Cloud Society: the compute cloud in collaborative research
October 24, 2011That cloud computing is of use in academic and corporate research spheres is in little doubt.
Research funding doesn’t scale very well – in academia, one of the main functions of professors and department heads is to identify opportunities, build the necessary relationships and then bid for pockets of finance. Meanwhile, even for the largest companies, the days of unfettered research into whatever takes a scientist or engineer’s fancy are long since over. Is cloud computing signalling a new dawn in research circles, however?…
Much research has a software element – from aerodynamic experiments on Formula 1 rear wings, to protein folding and exhaustive antibody comparisons, there’s no substitute for dedicating a few dozen servers to the job. Such tasks sometimes fall into the domain of High-Performance Computing – that is, providing highly tuned and customised kit that can run such tasks at maximum efficiency. Other times, however, simply having access to hardware resources is enough – as long as the price is right.
The infrastructure-as-a-service model popularised by Amazon’s Elastic Compute Cloud (EC2) has been of enormous help to research establishments of all flavours, for a number of reasons.
For a researcher, the idea of asking for twenty servers, correctly configured, would have been a problem in itself: no budget, no dice. Even if the money was available however, the kit would have to be correctly specified, sometimes without full knowledge of whether it would be enough. Consider the trade-off between number versus size of processors, coupled with quantity of RAM: it would be too easy to find out, in hindsight, that a smaller number of more powerful boxes would have been more appropriate.
Then come the logistical challenges. Lead times are always a challenge: even if (and this is a big ‘if’) central procurement is operating a tight ship, the job of speccing, gaining authorisation and checking the necessary contractual boxes can take weeks. At which point a purchase order is raised and passed to a supplier, who can take several more weeks to fulfil the order. It is not unknown for new versions of hardware, chipsets and so on to be released in the meantime, returning the whole thing to the drawing board.
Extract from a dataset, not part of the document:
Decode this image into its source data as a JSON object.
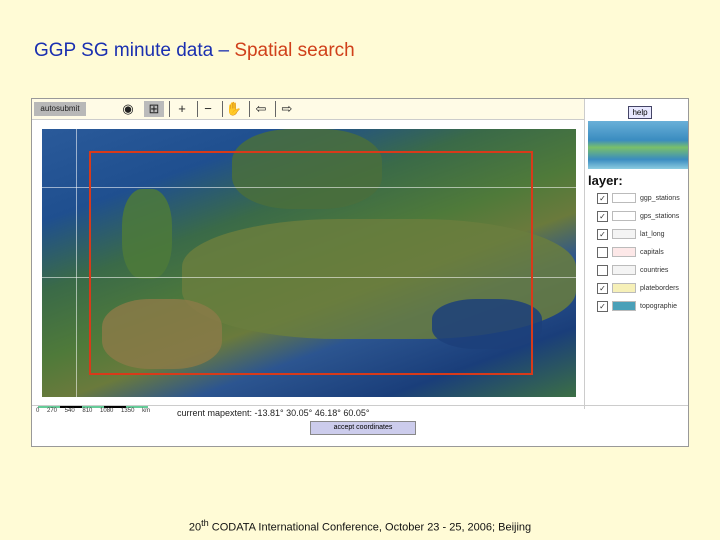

Any alternative to this expensive, drawn-out yet unavoidable process would be attractive. The fact that a number of virtual servers can be allocated, configured and booted up in a matter of minutes can still excite, even though the model, and indeed the service, has existed for a few years. Even better, if the specification proves to be wrong, the whole lot can be taken down and replaced by another set of servers – one can only imagine the political and bureaucratic ramifications of doing the same in the physical world.
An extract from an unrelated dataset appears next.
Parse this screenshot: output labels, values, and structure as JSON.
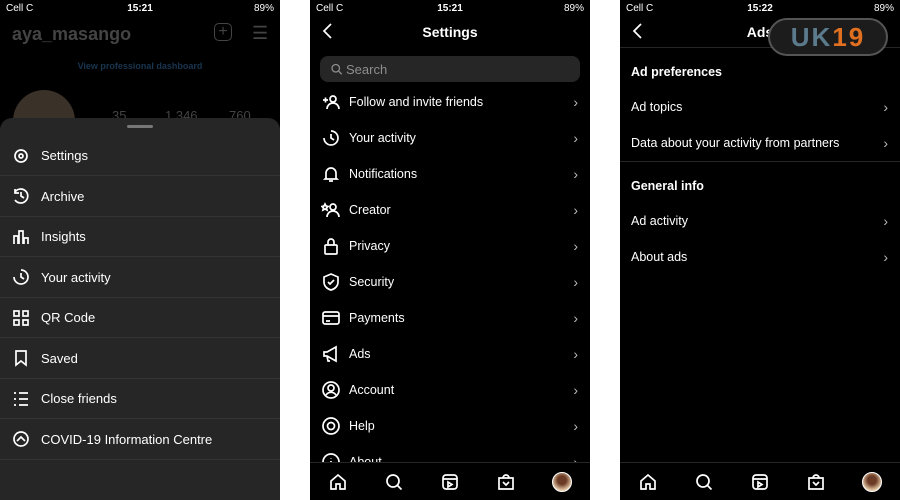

The absolute cherry on the top is the relative cost. As one CTO of a pharmaceutical company said to me, "And here’s the punchline: the whole lot, to run the process, get the answers and move on – cost $87. Eighty seven dollars," he said, shaking his head as though he still couldn’t believe it.
While such experiences are still recent enough to cause even the most dour of professors to break into a smile, evidence suggests that they are just the beginning. While in many such instances use of cloud resources is enabling algorithmic processing to take place where cost might otherwise have been prohibitive, they are still taking a reasonably traditional view of server-based computing and mapping it onto the cloud through virtualisation.
The opportunity – following the "things we haven’t thought of yet" epithet – is to take thing further than simply a virtual like-for-like for individual projects. A virtuous relationship is evolving between use of cloud resources and the increasingly collaborative nature of research, spawning shared facilities and tools such as those of the Galaxy project and Arch2POCM respectively.
While such moves are to be welcomed, some are concerned that they ignore one particular source of innovation – the maverick idealist who is concerned with the really big challenges, rather than just trying to solve one facet. Last week, Cycle Computing’s Jason Stowe announced the Big Science Challenge 2011, offering 8 hours of CPU time on a 30-thousand core cluster to whoever could come up with a big question. "No idea is too big or crazy," says the release; "We want the runts, the misfits, the crazy ideas that are normally too big or too expensive to ask, but might, just might, help humanity."
The final entry date is 7 November 2011. Whatever the result, it already illustrates that the answers we reach are dependent on the questions we ask, which tend to be based on the tools we have available. Times are changing however: the computing and collaboration models now available give researchers an unprecedented opportunity to ask previously un-askable questions, and truly deliver on the potential for innovation.